In 1996 the Abarth Scorpione is a custom build based on a Autozam AZ-1. (I have read that there were 5 of these sold but unsure) It’s just a custom Abarth inspired body kit. It was very expensive said to be about $25,000. (probably value of the back then in 1996, plus considering a new AZ-1 of the time was about $11,000)
Photos also feature ChibimalSV’s car too.
It was commissioned by a Japanese Abarth collector, Shiro Kosaka. He contacted Lorenzo Ramaciotti in 1996 (head of Pininfarina at the time), but as for who actually designed the car, it's a little less clear. Many sources mention *rumours* of it being Lorenzo himself, and in Chris Rees' chat with Lorenzo himself, he brings it up by saying "he'd designed" a car for this Japanese friend ... but as the head of a very prominent design house, I can't see his time being affordable for a private buyer, so I suspect when he uses that sort of language, he means it in some sort of project management or creative director sense.

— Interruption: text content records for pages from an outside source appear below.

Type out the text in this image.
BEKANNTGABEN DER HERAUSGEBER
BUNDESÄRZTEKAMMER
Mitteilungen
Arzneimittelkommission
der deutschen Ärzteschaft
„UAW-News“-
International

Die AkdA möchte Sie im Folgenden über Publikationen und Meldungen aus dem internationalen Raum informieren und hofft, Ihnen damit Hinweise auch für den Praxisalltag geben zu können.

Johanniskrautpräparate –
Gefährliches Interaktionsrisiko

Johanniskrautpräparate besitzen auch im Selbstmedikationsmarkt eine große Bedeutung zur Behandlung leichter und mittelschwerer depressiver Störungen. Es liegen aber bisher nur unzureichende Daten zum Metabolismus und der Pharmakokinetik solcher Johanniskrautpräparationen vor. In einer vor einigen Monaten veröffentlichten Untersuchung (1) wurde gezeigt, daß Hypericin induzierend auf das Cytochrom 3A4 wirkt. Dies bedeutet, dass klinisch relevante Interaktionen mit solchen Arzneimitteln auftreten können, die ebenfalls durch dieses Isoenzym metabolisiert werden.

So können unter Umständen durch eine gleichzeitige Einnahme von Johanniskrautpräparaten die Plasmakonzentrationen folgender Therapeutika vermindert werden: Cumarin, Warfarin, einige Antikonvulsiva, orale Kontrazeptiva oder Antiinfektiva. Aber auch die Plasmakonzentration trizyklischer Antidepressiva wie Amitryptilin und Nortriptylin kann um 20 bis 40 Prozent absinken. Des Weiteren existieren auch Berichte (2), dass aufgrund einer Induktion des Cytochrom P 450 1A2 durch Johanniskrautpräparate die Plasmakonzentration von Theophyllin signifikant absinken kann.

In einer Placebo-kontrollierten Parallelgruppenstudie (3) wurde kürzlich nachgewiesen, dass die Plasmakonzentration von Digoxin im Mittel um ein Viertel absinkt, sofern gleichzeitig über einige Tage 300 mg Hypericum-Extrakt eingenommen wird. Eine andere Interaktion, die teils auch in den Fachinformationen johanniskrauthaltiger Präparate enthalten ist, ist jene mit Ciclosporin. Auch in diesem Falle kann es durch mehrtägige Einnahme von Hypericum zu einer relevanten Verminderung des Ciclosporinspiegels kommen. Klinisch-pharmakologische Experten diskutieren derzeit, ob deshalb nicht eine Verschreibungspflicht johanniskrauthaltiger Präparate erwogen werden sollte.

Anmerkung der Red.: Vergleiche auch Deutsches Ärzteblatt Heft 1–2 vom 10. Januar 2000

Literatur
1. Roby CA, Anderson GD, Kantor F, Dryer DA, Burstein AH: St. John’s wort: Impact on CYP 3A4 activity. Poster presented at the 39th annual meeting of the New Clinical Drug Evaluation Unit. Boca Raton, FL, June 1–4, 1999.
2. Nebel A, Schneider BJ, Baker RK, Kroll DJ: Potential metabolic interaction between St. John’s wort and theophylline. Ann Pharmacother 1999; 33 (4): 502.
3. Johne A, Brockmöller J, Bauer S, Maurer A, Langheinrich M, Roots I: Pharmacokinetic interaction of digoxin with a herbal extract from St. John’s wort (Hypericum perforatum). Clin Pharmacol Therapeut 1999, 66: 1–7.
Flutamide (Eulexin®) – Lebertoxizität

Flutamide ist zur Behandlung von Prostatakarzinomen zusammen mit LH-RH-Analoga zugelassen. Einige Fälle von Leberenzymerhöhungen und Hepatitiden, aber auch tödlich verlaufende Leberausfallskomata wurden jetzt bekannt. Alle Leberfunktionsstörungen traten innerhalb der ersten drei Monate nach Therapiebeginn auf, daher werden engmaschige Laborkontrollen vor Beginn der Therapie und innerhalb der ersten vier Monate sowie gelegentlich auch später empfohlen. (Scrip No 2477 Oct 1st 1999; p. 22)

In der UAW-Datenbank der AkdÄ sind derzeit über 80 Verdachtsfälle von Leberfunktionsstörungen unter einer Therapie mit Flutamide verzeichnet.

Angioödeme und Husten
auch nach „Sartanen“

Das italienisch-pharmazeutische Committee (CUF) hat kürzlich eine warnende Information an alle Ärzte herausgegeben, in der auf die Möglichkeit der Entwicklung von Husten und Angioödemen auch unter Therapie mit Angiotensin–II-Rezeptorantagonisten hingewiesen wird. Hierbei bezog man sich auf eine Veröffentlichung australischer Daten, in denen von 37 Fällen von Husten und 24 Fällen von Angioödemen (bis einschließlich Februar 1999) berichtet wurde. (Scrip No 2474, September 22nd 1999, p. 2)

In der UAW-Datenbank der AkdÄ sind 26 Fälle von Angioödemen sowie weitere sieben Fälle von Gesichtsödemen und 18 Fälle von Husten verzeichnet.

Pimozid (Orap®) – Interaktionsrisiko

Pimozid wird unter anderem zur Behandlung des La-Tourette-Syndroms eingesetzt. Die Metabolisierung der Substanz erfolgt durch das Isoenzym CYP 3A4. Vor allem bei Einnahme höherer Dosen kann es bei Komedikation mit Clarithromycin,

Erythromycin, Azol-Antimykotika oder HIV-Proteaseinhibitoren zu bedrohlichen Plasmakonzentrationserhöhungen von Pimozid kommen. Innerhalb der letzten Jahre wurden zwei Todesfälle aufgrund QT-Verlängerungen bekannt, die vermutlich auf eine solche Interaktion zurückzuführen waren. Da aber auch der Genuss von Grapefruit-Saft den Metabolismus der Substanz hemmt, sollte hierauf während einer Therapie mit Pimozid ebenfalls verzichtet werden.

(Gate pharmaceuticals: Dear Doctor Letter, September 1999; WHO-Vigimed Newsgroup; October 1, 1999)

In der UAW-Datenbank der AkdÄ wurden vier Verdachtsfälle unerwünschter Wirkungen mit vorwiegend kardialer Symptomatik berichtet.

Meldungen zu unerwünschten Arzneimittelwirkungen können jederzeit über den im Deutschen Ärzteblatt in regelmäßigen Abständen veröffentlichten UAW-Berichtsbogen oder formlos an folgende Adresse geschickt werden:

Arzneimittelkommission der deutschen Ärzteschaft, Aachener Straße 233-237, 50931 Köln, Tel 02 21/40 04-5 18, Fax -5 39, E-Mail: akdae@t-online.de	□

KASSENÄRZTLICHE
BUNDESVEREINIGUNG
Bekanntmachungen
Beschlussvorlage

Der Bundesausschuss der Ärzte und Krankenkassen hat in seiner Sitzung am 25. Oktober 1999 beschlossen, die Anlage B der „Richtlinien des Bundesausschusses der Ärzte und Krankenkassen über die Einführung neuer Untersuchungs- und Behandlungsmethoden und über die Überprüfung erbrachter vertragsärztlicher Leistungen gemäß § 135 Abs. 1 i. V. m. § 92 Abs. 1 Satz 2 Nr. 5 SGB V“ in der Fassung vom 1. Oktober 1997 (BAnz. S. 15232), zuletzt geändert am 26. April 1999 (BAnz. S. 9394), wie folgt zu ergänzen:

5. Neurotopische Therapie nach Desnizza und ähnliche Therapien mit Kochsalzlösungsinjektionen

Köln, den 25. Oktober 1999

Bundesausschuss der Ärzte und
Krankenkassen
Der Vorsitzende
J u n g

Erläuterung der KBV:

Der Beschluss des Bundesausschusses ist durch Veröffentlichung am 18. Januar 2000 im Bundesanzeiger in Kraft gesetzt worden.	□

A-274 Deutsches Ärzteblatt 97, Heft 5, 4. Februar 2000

That's the only way I can fit it with the confident-sounding, and seemingly pretty well-informed comments by Allemano in the Autopuzzles thread that it was "designed by Italian Pierangelo Andreani who was a freelancer".
The narrative that ties it together in my mind is that Shiro Kosaka contacts Pininfarina (or maybe goes directly to Lorenzo himself, since they're supposedly friends) to make an Abarth-inspired kit for his AZ-1, then Pininfarina do the design work through freelancer Pierangelo Andreani, with Lorenzo overseeing the project.
It seems that once the designs were done, Shiro Kosaka had the kit made by Saburo Japan (which makes more sense than shipping the car to Italy and back so they can make it all fit), presumably meaning that the drawings were sent from Italy.
The kit was also offered to sale to the general public, presumably as a way to try to recoup the (undoubtedly pretty significant) costs. The kit was sold for 1 million yen for the kit, plus 1 million yen for fitting and painting, for a total of 2 million yen - that's a third MORE than the entire AZ-1 cost, and that's during the Japanese recession, and on a car that was already considered too expensive. Add in the, err, "polarising" styling, and the fact that the car it's built for was produced with under 5000 units, and it's no surprise they only sold 5.
By the way, the article and sites say that the "Abarth Scorpione" name is not official - it has no official name. In fact, the Japanese sources seem to just refer to it as the "Saburo kit".
Random facts and observations:
Headlights are from a 2nd gen Honda Today
Taillights are from Fiat Coupe (which interestingly means the reverse light is only on the right side, and the rear fog light is only on the left side - this is/was common on European cars)
There seem to be two versions of the rear bumper, with either one or two exhaust cutouts. I'm not sure whether this is a modification - two sources say it was designed for the dual-exit Mazdaspeed muffler, but the car in the article has one.